Some community murals celebrate diversity or decry violence. New public artwork in San Francisco has a narrower message: Stop dumping your damn motor oil in the streets.
The 100-foot-long mural is located on a wall in the Bayview-Hunters Point neighborhood, which for some reason has long been a favorite spot for the illicit disposal of petroleum. In it, a pipe drips yellowish, toxic-looking goo into the San Francisco Bay, while sharks, turtles, pelicans, and an octopus look on in disgust. If the message isn't clear enough, there's also text yelling “DON'T DUMP OIL.”
The artist behind the production, Cameron Moberg (aka Camer1), writes of his personal experience with dumpers:
I remember being in high school in the 90’s when I first heard the stories of people illegally dumping oil in the Bayview. Visiting my friends near 3rd and Palou, I would listen to their dad talk about companies and individuals alike coming in to the neighborhood and setting oil cans on corners or even dumping it down drains. I thought by now, in 2016, things would have changed. But making recent visits to the Bayview proves it is still a problem....
I interviewed countless Bayview residents. Most of which did not know each other but all had similar stories. I heard stories from older gentlemen, who didn’t know each other but had similar stories. They had gone fishing in the bay with their fathers at a young age and would see trucks come in and dump “stuff” into the bay. I heard stories that dumping was done by owners of small businesses to large companies.
The San Francisco Department of the Environment, one of the mural's sponsors, says half the hazardous waste it picks up after people drop it in the streets comes from Bayview-Hunters Point.
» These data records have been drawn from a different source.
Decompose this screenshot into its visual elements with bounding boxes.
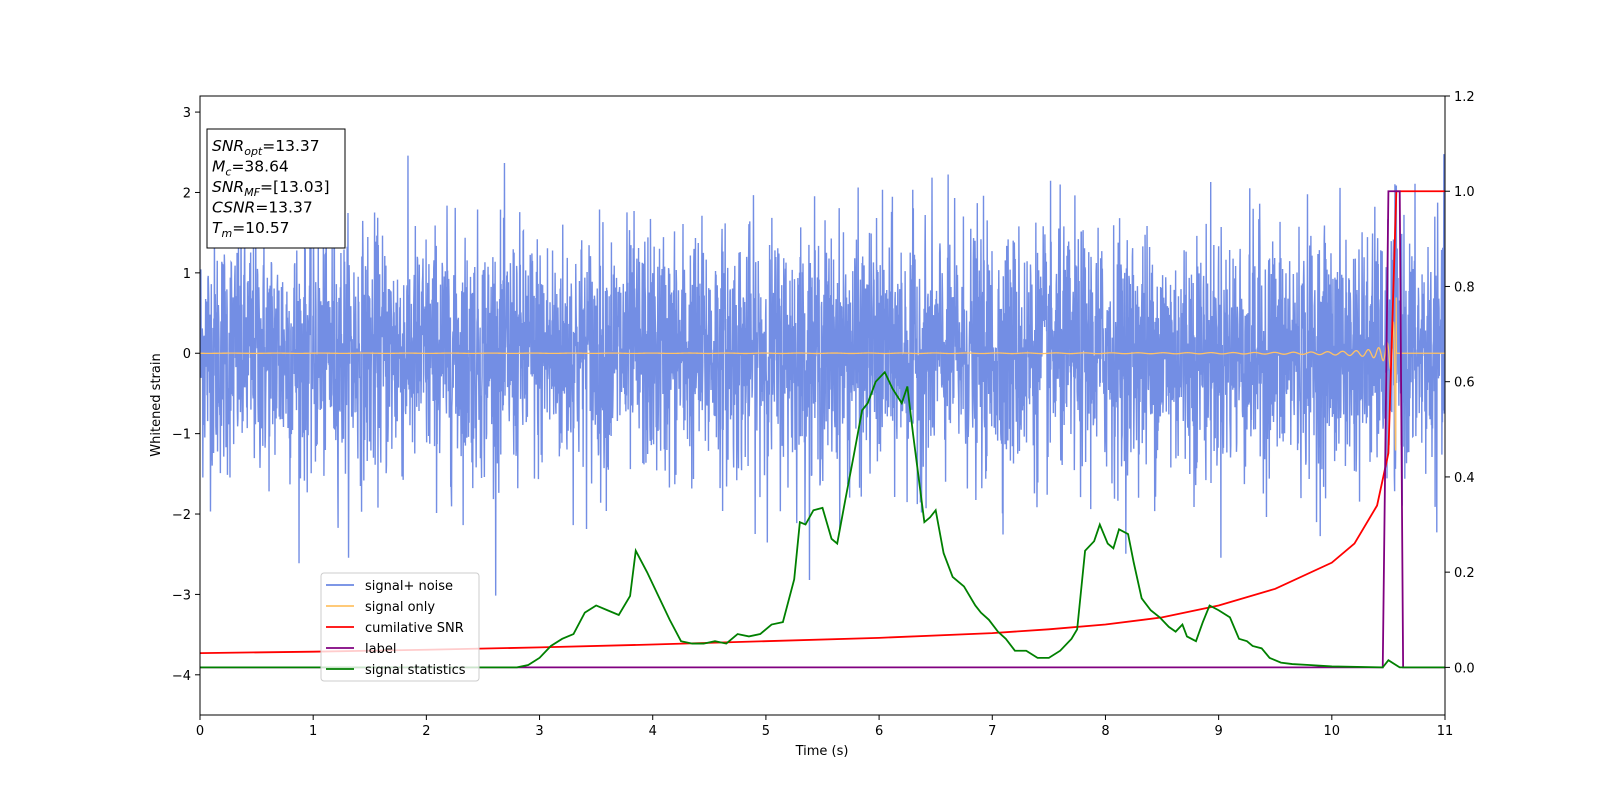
series-cumulative-snr-line	[200, 190, 1445, 654]
left-y-tick-label: −2	[172, 508, 191, 523]
series-signal-noise-line	[200, 154, 1445, 596]
info-box-row: Tm=10.57	[212, 219, 290, 240]
x-tick-label: 3	[535, 724, 543, 739]
axes-frame	[199, 95, 1446, 716]
info-box-row: CSNR=13.37	[212, 199, 313, 217]
right-y-tick-label: 0.6	[1454, 376, 1475, 391]
info-box-row: SNRMF=[13.03]	[212, 178, 330, 199]
x-tick-label: 4	[649, 724, 657, 739]
x-tick-label: 11	[1437, 724, 1454, 739]
left-y-tick-label: 0	[183, 347, 191, 362]
x-tick-label: 5	[762, 724, 770, 739]
info-box-row: Mc=38.64	[212, 158, 289, 179]
legend-entry-label: signal only	[365, 600, 435, 615]
series-signal-only-line	[200, 297, 1445, 451]
legend-entry-label: signal+ noise	[365, 579, 453, 594]
right-y-tick-label: 0.2	[1454, 566, 1475, 581]
right-y-tick-label: 0.4	[1454, 471, 1475, 486]
legend-entry-label: signal statistics	[365, 663, 466, 678]
legend-frame	[320, 572, 480, 682]
x-tick-label: 7	[988, 724, 996, 739]
right-y-axis-ticks: 0.0 0.2 0.4 0.6 0.8 1.0 1.2	[1445, 90, 1475, 676]
legend: signal+ noise signal only cumilative SNR la…	[320, 572, 480, 682]
right-y-tick-label: 1.2	[1454, 90, 1475, 105]
legend-entry-label: label	[365, 642, 396, 657]
plot-area	[200, 154, 1445, 669]
y-axis-label: Whitened strain	[149, 353, 164, 456]
legend-entry-label: cumilative SNR	[365, 621, 464, 636]
left-y-tick-label: 3	[183, 106, 191, 121]
info-box-frame	[206, 128, 346, 249]
info-box-row: SNRopt=13.37	[212, 137, 320, 158]
x-tick-label: 1	[309, 724, 317, 739]
left-y-axis-ticks: −4 −3 −2 −1 0 1 2 3	[172, 106, 200, 684]
series-signal-statistics-line	[200, 370, 1445, 669]
info-box: SNRopt=13.37Mc=38.64SNRMF=[13.03]CSNR=13…	[206, 128, 346, 249]
x-tick-label: 2	[422, 724, 430, 739]
x-tick-label: 6	[875, 724, 883, 739]
x-axis-label: Time (s)	[795, 744, 849, 759]
left-y-tick-label: 1	[183, 267, 191, 282]
left-y-tick-label: −1	[172, 428, 191, 443]
x-axis-ticks: 0 1 2 3 4 5 6 7 8 9 10 11	[196, 715, 1453, 739]
left-y-tick-label: −3	[172, 588, 191, 603]
x-tick-label: 8	[1101, 724, 1109, 739]
right-y-tick-label: 1.0	[1454, 185, 1475, 200]
left-y-tick-label: −4	[172, 669, 191, 684]
x-tick-label: 10	[1324, 724, 1341, 739]
x-tick-label: 0	[196, 724, 204, 739]
left-y-tick-label: 2	[183, 186, 191, 201]
right-y-tick-label: 0.8	[1454, 280, 1475, 295]
x-tick-label: 9	[1214, 724, 1222, 739]
right-y-tick-label: 0.0	[1454, 661, 1475, 676]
There's just something about the place that makes oil-chucking scofflaws feel untouchable, reports the San Francisco Chronicle:
City officials and community members say it’s typically businesses from outside the area doing the dumping.
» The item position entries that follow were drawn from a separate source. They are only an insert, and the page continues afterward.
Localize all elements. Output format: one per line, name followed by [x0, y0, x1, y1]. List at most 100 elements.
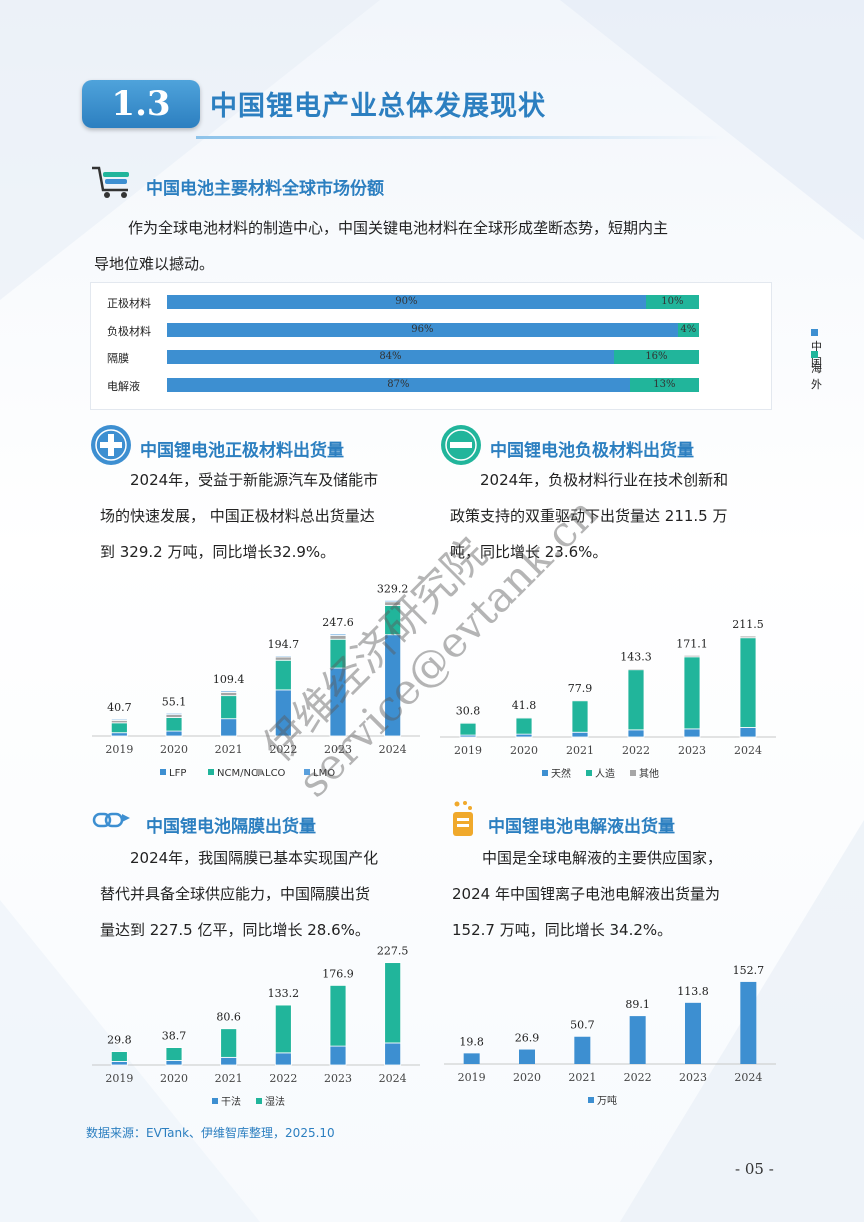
bar-total-label: 50.7 [570, 1019, 595, 1032]
bar-total-label: 227.5 [377, 945, 409, 958]
bar-segment-万吨 [685, 1002, 701, 1064]
bar-segment-干法 [384, 1042, 402, 1066]
bar-segment-LMO [220, 690, 238, 693]
bar-segment-湿法 [384, 962, 402, 1044]
bar-segment-湿法 [274, 1004, 292, 1054]
paragraph-line: 中国是全球电解液的主要供应国家， [482, 849, 723, 867]
separator-shipment-chart: 29.8 2019 38.7 2020 80.6 2021 133.2 2022 176.9 20… [92, 945, 420, 1108]
bar-total-label: 80.6 [216, 1011, 241, 1024]
bar-segment-LCO [165, 714, 183, 718]
bar-segment-天然 [683, 728, 701, 738]
bar-segment-LFP [274, 689, 292, 737]
bar-segment-人造 [739, 637, 757, 728]
bar-segment-人造 [683, 656, 701, 730]
bar-segment-LCO [329, 635, 347, 640]
data-source-note: 数据来源：EVTank、伊维智库整理，2025.10 [86, 1126, 335, 1140]
paragraph-line: 2024年，我国隔膜已基本实现国产化 [130, 849, 379, 867]
section-number-badge: 1.3 [82, 80, 200, 128]
legend-label: 海外 [811, 362, 822, 391]
bar-segment-LMO [165, 712, 183, 715]
bar-segment-NCM/NCA [274, 659, 292, 691]
electrolyte-subtitle: 中国锂电池电解液出货量 [488, 817, 675, 837]
x-tick-label: 2023 [324, 743, 352, 756]
market-share-subtitle: 中国电池主要材料全球市场份额 [146, 179, 384, 199]
electrolyte-shipment-chart: 19.8 2019 26.9 2020 50.7 2021 89.1 2022 113.8 202… [444, 964, 776, 1107]
beaker-icon [453, 801, 473, 836]
bar-segment-湿法 [110, 1051, 128, 1062]
bar-segment-干法 [274, 1052, 292, 1066]
cathode-shipment-chart: 40.7 2019 55.1 2020 109.4 2021 194.7 2022 247.6 2… [92, 582, 420, 779]
legend-swatch [160, 769, 166, 775]
legend-label: 人造 [595, 767, 615, 780]
paragraph-line: 作为全球电池材料的制造中心，中国关键电池材料在全球形成垄断态势，短期内主 [128, 219, 669, 237]
bar-segment-LMO [110, 718, 128, 721]
bar-segment-NCM/NCA [220, 695, 238, 720]
legend-label: 中国 [811, 340, 822, 369]
legend-swatch [811, 328, 818, 336]
paragraph-line: 替代并具备全球供应能力，中国隔膜出货 [100, 885, 371, 903]
bar-segment-china: 87% [167, 377, 630, 392]
legend-swatch [811, 350, 818, 358]
x-tick-label: 2023 [679, 1071, 707, 1084]
legend-swatch [208, 769, 214, 775]
paragraph-line: 2024 年中国锂离子电池电解液出货量为 [452, 885, 720, 903]
bar-segment-overseas: 4% [677, 322, 699, 337]
legend-label: LMO [313, 768, 335, 779]
section-underline [196, 136, 726, 139]
legend-swatch [588, 1097, 594, 1103]
paragraph-line: 152.7 万吨，同比增长 34.2%。 [452, 921, 673, 939]
x-tick-label: 2021 [215, 743, 243, 756]
legend-label: LCO [265, 768, 286, 779]
bar-total-label: 171.1 [676, 637, 708, 650]
paragraph-line: 场的快速发展， 中国正极材料总出货量达 [100, 507, 375, 525]
bar-total-label: 113.8 [677, 985, 709, 998]
legend-label: 万吨 [597, 1094, 617, 1107]
x-tick-label: 2022 [622, 744, 650, 757]
bar-segment-天然 [739, 727, 757, 738]
bar-category-label: 负极材料 [107, 324, 151, 338]
x-tick-label: 2019 [458, 1071, 486, 1084]
legend-swatch [212, 1098, 218, 1104]
bar-segment-人造 [515, 717, 533, 735]
bar-segment-NCM/NCA [110, 722, 128, 734]
x-tick-label: 2022 [624, 1071, 652, 1084]
bar-segment-其他 [627, 668, 645, 671]
bar-segment-湿法 [165, 1047, 183, 1061]
legend-item-china: 中国 [811, 325, 822, 370]
bar-segment-LMO [329, 633, 347, 636]
x-tick-label: 2020 [513, 1071, 541, 1084]
x-tick-label: 2024 [379, 743, 407, 756]
anode-paragraph: 2024年，负极材料行业在技术创新和 政策支持的双重驱动下出货量达 211.5 … [450, 462, 780, 570]
legend-label: LFP [169, 768, 186, 779]
x-tick-label: 2024 [379, 1072, 407, 1085]
bar-total-label: 26.9 [515, 1032, 540, 1045]
bar-segment-china: 90% [167, 295, 646, 309]
legend-swatch [630, 770, 636, 776]
market-share-chart: 中国 海外 正极材料 90% 10% 负极材料 96% 4% 隔膜 84% 16% 电解液 87% 1… [90, 282, 822, 410]
bar-segment-干法 [110, 1061, 128, 1066]
legend-swatch [304, 769, 310, 775]
bar-total-label: 19.8 [459, 1035, 484, 1048]
x-tick-label: 2022 [269, 1072, 297, 1085]
bar-total-label: 40.7 [107, 701, 132, 714]
bar-segment-万吨 [740, 981, 757, 1064]
plus-icon [91, 425, 131, 465]
bar-total-label: 55.1 [162, 695, 187, 708]
bar-segment-其他 [683, 654, 701, 658]
bar-category-label: 隔膜 [107, 352, 129, 365]
bar-total-label: 152.7 [733, 964, 765, 977]
bar-category-label: 电解液 [107, 379, 140, 393]
bar-total-label: 29.8 [107, 1034, 132, 1047]
bar-total-label: 41.8 [512, 699, 537, 712]
bar-total-label: 143.3 [620, 651, 652, 664]
legend-label: 湿法 [265, 1095, 285, 1108]
cathode-paragraph: 2024年，受益于新能源汽车及储能市 场的快速发展， 中国正极材料总出货量达 到… [100, 462, 430, 570]
x-tick-label: 2021 [568, 1071, 596, 1084]
bar-segment-LFP [329, 667, 347, 737]
minus-icon [441, 425, 481, 465]
market-share-paragraph: 作为全球电池材料的制造中心，中国关键电池材料在全球形成垄断态势，短期内主 导地位… [94, 210, 794, 282]
bar-segment-china: 96% [167, 322, 678, 337]
bar-segment-万吨 [463, 1053, 480, 1064]
separator-film-icon [92, 812, 130, 828]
“They come from everywhere,” said lifelong Bayview resident Bernard Robinson, 68, just as a man walked by and threw a bag of garbage onto the sidewalk. “See? They don’t care. They don’t keep the community clean.”
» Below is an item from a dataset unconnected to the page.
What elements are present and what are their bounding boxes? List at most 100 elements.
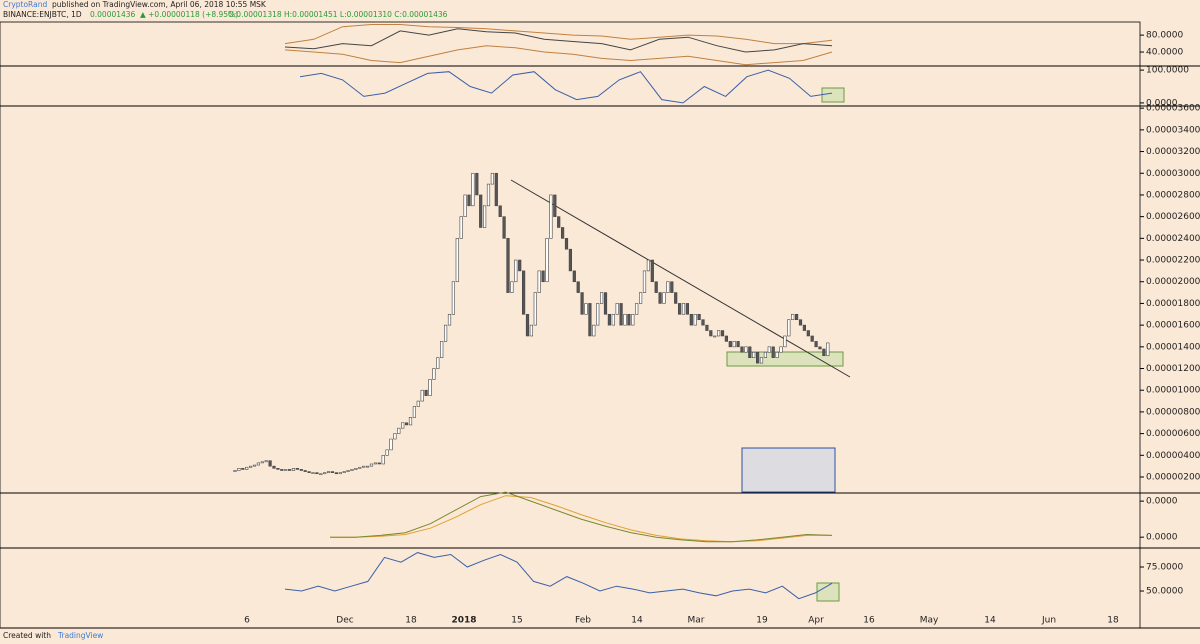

City officials estimate that between 2012 and 2014, clean-up crews collected more than 6,000 gallons of abandoned motor oil from across San Francisco.... Personnel in the Public Works Department have gone as far as conducting late-night stakeouts to find out who’s behind the dumping, Raphael said.
If whoever is dumping the oil is reading, please take the mural's advice and “Call 311” instead. Or just drive the six minutes it takes to get from there to an auto garage, where you can recycle it safely for free.